The hood of a car lying a few feet away from the actual car caught his eye. It wasn't very thick, but it was something and it was big enough so that he could spread his hands out for better support. He dove down to the street and grabbed the hood before soaring back up towards the meteor. There was at least four feet of rock between his hands and the raw kryptonite, and the hood helped, but he could certainly feel it. This meteor would be too big for J'onzz to handle and it would do an extreme amount of damage should it collide with anything on the ground.

The thing was heavy, but not nearly as heavy as the whole mass of New Krypton. Still, he painted quite a picture on the horizon as he took the meteor on his shoulders. The sun was rising, meteors were falling in streaks of flaming light, and the shadows were burning below. Kryptonite was everywhere, draining Clark as it had before, but this time there was no wound on his back with shards still inside. This time the mass wasn't so big, and he wasn't alone in trying to lift it. And this time he didn't have to worry about what Luthor would be doing while he was distracted lifting the mass away from the Earth. He did, however, have to worry about the smaller meteors that continued to fall around him, crashing into buildings and streets. Lois and Jason were in the city, they could be hurt by a stray rock; so were Perry and Jimmy, and now his mother was on the outskirts of town. He'd almost rather only have to worry about Luthor.

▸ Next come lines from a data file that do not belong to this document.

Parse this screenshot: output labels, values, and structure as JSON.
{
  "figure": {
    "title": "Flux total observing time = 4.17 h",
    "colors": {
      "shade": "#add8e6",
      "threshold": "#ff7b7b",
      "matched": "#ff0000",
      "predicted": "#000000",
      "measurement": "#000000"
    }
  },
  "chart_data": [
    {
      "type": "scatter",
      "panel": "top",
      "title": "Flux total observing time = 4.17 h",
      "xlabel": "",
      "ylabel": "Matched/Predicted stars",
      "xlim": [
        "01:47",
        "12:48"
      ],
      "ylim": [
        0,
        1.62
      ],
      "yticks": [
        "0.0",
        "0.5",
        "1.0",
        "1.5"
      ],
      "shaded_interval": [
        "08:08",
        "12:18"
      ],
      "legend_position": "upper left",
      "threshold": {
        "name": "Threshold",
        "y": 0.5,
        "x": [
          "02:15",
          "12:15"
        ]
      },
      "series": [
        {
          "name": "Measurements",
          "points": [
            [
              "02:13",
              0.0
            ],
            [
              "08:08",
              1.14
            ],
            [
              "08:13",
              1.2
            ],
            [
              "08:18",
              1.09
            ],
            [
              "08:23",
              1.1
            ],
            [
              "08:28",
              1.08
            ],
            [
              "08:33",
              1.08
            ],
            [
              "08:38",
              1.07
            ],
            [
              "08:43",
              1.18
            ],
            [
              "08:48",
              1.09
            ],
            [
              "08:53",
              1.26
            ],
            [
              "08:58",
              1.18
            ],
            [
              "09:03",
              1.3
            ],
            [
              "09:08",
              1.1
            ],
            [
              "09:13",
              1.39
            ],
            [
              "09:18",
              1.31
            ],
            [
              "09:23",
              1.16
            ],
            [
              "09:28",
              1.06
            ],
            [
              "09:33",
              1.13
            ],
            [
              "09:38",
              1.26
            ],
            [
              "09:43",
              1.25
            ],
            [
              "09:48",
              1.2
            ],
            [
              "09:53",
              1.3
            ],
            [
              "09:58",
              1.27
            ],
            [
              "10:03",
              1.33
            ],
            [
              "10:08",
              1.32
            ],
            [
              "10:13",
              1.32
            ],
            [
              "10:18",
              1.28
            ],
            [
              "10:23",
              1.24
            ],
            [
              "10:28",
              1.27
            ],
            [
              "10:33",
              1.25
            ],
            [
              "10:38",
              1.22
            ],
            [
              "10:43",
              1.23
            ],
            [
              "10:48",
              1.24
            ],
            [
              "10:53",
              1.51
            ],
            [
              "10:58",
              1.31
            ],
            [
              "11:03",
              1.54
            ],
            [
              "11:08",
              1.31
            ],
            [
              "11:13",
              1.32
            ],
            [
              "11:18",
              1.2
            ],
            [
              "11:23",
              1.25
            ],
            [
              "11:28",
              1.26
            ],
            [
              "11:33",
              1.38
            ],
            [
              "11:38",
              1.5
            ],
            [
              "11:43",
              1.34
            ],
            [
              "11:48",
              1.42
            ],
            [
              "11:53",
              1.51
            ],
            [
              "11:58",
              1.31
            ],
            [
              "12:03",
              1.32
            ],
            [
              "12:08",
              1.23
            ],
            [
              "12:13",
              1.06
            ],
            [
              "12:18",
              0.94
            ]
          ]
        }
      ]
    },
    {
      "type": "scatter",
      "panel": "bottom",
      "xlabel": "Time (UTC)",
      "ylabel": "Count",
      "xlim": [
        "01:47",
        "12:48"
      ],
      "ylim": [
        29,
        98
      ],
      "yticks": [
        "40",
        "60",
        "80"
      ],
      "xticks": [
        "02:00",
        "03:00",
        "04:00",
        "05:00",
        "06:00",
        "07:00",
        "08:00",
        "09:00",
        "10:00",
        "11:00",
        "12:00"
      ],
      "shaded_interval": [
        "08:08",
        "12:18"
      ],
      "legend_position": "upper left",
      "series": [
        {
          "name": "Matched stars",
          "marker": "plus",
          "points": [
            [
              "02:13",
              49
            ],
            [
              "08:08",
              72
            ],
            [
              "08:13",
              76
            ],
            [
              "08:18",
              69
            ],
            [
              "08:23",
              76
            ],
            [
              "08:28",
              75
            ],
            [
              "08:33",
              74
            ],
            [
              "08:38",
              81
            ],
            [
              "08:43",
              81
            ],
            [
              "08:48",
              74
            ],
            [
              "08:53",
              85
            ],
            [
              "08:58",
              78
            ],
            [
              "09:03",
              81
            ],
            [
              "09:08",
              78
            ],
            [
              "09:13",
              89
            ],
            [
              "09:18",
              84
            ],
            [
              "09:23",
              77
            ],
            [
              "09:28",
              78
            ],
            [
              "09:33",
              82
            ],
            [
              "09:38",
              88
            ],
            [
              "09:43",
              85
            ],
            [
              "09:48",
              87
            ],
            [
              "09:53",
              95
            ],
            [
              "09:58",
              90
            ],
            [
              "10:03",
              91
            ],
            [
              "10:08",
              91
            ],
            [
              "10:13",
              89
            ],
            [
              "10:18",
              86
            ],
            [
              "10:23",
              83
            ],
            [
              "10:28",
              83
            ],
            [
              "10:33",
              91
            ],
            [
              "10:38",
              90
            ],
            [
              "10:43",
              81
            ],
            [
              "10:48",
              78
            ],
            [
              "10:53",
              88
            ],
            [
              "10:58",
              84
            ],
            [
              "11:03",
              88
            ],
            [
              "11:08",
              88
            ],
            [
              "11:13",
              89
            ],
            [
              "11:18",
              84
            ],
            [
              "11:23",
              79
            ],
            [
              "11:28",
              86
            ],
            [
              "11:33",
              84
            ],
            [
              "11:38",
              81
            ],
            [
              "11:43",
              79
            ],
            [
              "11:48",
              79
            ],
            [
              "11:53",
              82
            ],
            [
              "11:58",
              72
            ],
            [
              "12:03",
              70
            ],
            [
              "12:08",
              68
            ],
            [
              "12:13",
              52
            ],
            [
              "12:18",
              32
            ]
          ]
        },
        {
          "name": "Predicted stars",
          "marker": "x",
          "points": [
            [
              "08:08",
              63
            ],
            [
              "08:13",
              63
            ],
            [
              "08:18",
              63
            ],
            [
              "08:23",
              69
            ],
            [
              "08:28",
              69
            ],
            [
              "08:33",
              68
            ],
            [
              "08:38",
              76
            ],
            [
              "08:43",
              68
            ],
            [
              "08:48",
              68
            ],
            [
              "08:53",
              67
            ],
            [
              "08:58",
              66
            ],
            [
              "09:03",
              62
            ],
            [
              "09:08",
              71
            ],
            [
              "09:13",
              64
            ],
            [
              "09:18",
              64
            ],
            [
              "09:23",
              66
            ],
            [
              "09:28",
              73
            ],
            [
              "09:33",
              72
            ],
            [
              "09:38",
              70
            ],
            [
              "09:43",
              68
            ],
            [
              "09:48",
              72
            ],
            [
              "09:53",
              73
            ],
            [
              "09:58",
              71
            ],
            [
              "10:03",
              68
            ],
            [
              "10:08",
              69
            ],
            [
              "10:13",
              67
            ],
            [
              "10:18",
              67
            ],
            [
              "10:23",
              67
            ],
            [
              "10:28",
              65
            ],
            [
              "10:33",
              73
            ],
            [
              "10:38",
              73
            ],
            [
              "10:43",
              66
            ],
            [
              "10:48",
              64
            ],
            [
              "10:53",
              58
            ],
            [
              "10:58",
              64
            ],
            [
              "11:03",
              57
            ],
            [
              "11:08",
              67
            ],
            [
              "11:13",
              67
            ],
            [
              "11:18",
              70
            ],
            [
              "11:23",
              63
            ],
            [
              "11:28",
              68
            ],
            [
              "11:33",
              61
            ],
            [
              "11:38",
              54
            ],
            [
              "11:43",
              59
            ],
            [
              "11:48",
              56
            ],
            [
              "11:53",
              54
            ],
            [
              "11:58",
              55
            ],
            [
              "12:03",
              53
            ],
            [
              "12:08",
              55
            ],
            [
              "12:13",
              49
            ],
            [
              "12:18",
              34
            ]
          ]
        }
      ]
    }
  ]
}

And if it all couldn't get worse, it started to rain. And it wasn't just raining, it was pouring. Sheets of rain came down and coated everything, slicking surfaces and soaking the people on the streets. The only good thing about it was that the fires spluttered and some of them went straight out. Clark, shielded beneath the fragment of New Krypton, continued pushing upwards still dry.

"Mommy, I still don't feel good," Jason said, looking back at his mom after his father had disappeared from normal human view.

"Is it the kryptonite, honey?" She asked softly, turning around to face him and doing her best to ignore the goings-on outside her window. Jason shook his head.

"I can feel the kryptonite too, but… I have a tummy ache, I think I might," he bit his lip and looked like he was going to throw up. Two minutes later he was doing just that in Lois's garbage can while she rubbed soothing circles on his back.

"Oh, honey," she whispered, eyes filled with pity. Of all the nights for his instable invulnerability to leave him susceptible to such a simple and uncomfortable human ailment as the stomach flu, it had to be the night that he hadn't slept and had to deal with large quantities of kryptonite, the kind that affected him no less, falling from the sky.

It was slow going lifting the meteor into the sky. The kryptonite was growing even faster now that it was raining, and a sharp shard had already punctured the hood of the car, passing dangerously close to Clark's left hand. He could feel his skin blistering at its closeness, but he couldn't shift his grip without loosing the careful balance of the large object above him. Instead, he pushed for more speed and was surprised when he got some.